D: Vic Armstrong / 110m
Cast: Nicolas Cage, Chad Michael Murray, Cassi Thomson, Nicky Whelan, Jordin Sparks, Lea Thompson, Martin Klebba, Gary Grubbs, Alec Rayme, Georgina Rawlings
Rayford Steele (Cage) is a transatlantic pilot planning an affair with stewardess Hattie Durham (Whelan) when they reach London. Caught off guard by his daughter, Chloe (Thomson), coming to see him at the airport, he sidesteps her suspicions while at the same time reassuring her that his relationship with Chloe’s mother, Irene (Thompson) is all okay, and despite her recently becoming a Christian believer. Chloe goes home but has a dispute with her mother over her Christian beliefs, and she takes her younger brother to the mall. While there, he vanishes into thin air, leaving only his clothing behind. At the same time, on Rayford’s flight, all the children and some of the adults – including his co-pilot – disappear in the same way.
It soon becomes apparent that this is a worldwide event. In the air, a collision with another flight leaves Rayford’s fuel line damaged. He makes the decision to turn back to New York but with the radio down he can’t alert anyone. Meanwhile, Chloe discovers her mother has disappeared also, and her local pastor can only tell her it’s God’s will. Believing her father to be dead as well, she decides to kill herself. With the help of a passenger, journalist Buck Williams (Murray), Rayford manages to call Chloe on her mobile phone; he tells her he’s running out of fuel and needs to land as an emergency… but the airport’s aren’t an option.
Yes folks, it’s the Rapture again, all tricked out with the barest of explanations and tagged onto an airplane disaster scenario that even Airplane! (1980) couldn’t spoof as well as Left Behind does. It’s absurdist stuff, chock-full of crushingly awful dialogue, wooden performances, absentee direction from famed stunt coordinator Armstrong, special effects that are one step up from those in a SyFy movie, and further proof (if any were needed) that Cage will commit to anything these days, no matter how bad it is.

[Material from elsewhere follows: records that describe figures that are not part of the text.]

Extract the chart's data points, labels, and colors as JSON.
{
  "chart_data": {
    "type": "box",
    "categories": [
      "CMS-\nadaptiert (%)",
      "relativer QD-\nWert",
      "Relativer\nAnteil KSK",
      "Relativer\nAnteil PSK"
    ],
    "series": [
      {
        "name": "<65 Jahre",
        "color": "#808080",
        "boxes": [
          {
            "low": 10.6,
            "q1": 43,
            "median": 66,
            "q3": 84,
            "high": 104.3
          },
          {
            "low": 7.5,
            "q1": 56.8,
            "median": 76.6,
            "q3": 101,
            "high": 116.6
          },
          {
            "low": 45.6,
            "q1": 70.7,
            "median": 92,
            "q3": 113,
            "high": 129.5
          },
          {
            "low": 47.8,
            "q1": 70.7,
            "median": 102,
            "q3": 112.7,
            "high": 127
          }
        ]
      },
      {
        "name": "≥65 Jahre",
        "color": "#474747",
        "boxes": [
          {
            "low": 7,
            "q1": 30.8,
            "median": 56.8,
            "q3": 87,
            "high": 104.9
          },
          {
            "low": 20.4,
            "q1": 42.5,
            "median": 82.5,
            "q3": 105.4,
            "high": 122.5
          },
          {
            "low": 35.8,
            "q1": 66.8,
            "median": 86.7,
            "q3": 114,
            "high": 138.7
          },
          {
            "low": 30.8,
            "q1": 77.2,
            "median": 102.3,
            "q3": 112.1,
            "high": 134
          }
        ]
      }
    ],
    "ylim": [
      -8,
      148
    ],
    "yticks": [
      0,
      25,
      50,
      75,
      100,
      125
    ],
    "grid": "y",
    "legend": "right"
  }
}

To be fair, the movie’s first half hour isn’t so bad, as each character is introduced, and the basic premise is set up. But once Cage and co are in the air, it’s full speed ahead to Disasterville. When Chloe’s brother, and others, disappear at the mall, looting starts up right away (obviously this is a natural response to hundreds of people just vanishing). On the flight, one woman whose daughter has disappeared, pulls out a GUN and accuses the other passengers of being in cahoots with her ex-husband, who’s obviously trying to snatch her. And Chloe decides to climb to the top of a suspension bridge to kill herself – but really so that Buck’s mobile call will reach her (the networks are predictably scrambled). There are other faux pas made by Paul Lalonde and Jerry Patus’s dreadful script, and no attempt is made to justify any of them.
Rating: 2/10 – appalling stuff, and incredibly insulting to Christians (its target audience), Left Behind is a travesty of Biblical proportions; inept on pretty much every level, the prospect of two further movies to come will make viewers pray that a real Rapture comes around before they do.